The resolution calls Thursday’s election a “crucial victory” for Iraq and says the vote would not have been possible without the presence of U.S. troops.
It also puts the House on record against timetables, calling them “fundamentally inconsistent with achieving victory in Iraq.”
Republicans blocked Democrats’ own resolution, which would have praised Iraqis and the troops without referring to victory, the Republican-written resolution uses the word seven times. Democrats said by refusing to debate their amendment Republicans ruined what could have been bipartisan congratulations for the Iraqis.
“It is a sad day indeed when the Iraqi people have to teach the United States Congress a lesson in democracy,” said Rep. Tom Lantos, California Democrat.
Rep. John P. Murtha, the Pennsylvania Democrat who ignited the discussion a month ago when he proposed immediately beginning to withdraw troops, compared Iraq’s election with one in South Vietnam in 1967, a month after he himself returned from one of his combat tours as a Marine in Vietnam.
“The war in Vietnam raged for another seven years, and over 38,000 more American were killed,” he said in a letter to colleagues.
He drew condemnation from Republicans for sending out a fundraising e-mail for the Democratic Congressional Campaign Committee yesterday based on his stance.
Democratic leaders were divided on yesterday’s vote with Mrs. Pelosi opposing it, Minority Whip Steny H. Hoyer of Maryland and DCCC Chairman Rahm Emanuel of Illinois voting present and Rep. Ike Skelton of Missouri, the top Democrat on the Armed Services Committee, voting for it.
Republicans said the troops themselves are calling for the nation to remain engaged.

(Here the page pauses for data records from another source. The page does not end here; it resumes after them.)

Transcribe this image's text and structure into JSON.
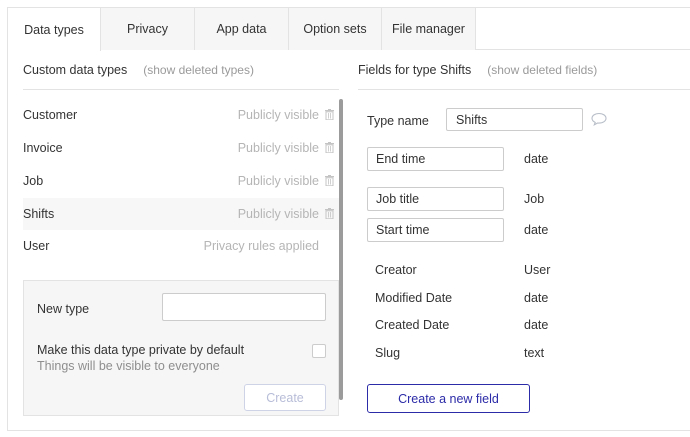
{
  "tabs": [
    {
      "label": "Data types",
      "active": true
    },
    {
      "label": "Privacy"
    },
    {
      "label": "App data"
    },
    {
      "label": "Option sets"
    },
    {
      "label": "File manager"
    }
  ],
  "left": {
    "title": "Custom data types",
    "show_deleted": "(show deleted types)",
    "types": [
      {
        "name": "Customer",
        "visibility": "Publicly visible",
        "trash": true
      },
      {
        "name": "Invoice",
        "visibility": "Publicly visible",
        "trash": true
      },
      {
        "name": "Job",
        "visibility": "Publicly visible",
        "trash": true
      },
      {
        "name": "Shifts",
        "visibility": "Publicly visible",
        "trash": true,
        "selected": true
      },
      {
        "name": "User",
        "visibility": "Privacy rules applied",
        "trash": false
      }
    ],
    "new_type": {
      "label": "New type",
      "input_value": "",
      "private_label": "Make this data type private by default",
      "private_sub": "Things will be visible to everyone",
      "private_checked": false,
      "create_label": "Create"
    }
  },
  "right": {
    "title": "Fields for type Shifts",
    "show_deleted": "(show deleted fields)",
    "type_name_label": "Type name",
    "type_name_value": "Shifts",
    "fields": [
      {
        "name": "End time",
        "type": "date"
      },
      {
        "name": "Job title",
        "type": "Job"
      },
      {
        "name": "Start time",
        "type": "date"
      }
    ],
    "builtin_fields": [
      {
        "name": "Creator",
        "type": "User"
      },
      {
        "name": "Modified Date",
        "type": "date"
      },
      {
        "name": "Created Date",
        "type": "date"
      },
      {
        "name": "Slug",
        "type": "text"
      }
    ],
    "new_field_label": "Create a new field"
  },
  "colors": {
    "accent": "#2c2ba8",
    "muted_text": "#b5b5b5",
    "border": "#e3e3e3",
    "tab_bg": "#f6f6f6"
  },
  "icons": {
    "trash": "trash-icon",
    "comment": "comment-icon"
  }
}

Rep. Geoff Davis, Kentucky Republican, visited troops at Walter Reed Army Hospital on Thursday and said it was “humbling” to hear their continued commitment to the mission.
One sergeant told him they followed last month’s debate on withdrawal and “some of the negative comments that implied failure in the mission were taken very personally by he and his fellow soldiers.”
Rep. Mike Pence, Indiana Republican, read on the House floor the names of seven troops from his district who died in Iraq: Marine Lance Cpls. Matthew R. Smith and Scott Zubowski and Army soldiers Pvt. Shawn D. Pahnke, Spc. Chad L. Keith, Staff Sgt. Frederick L. Miller Jr., Sgt. Robert E. Colvill Jr. and Spc. Raymond L. White.
“These seven men didn’t leave their posts, and this Congress won’t either,” he said.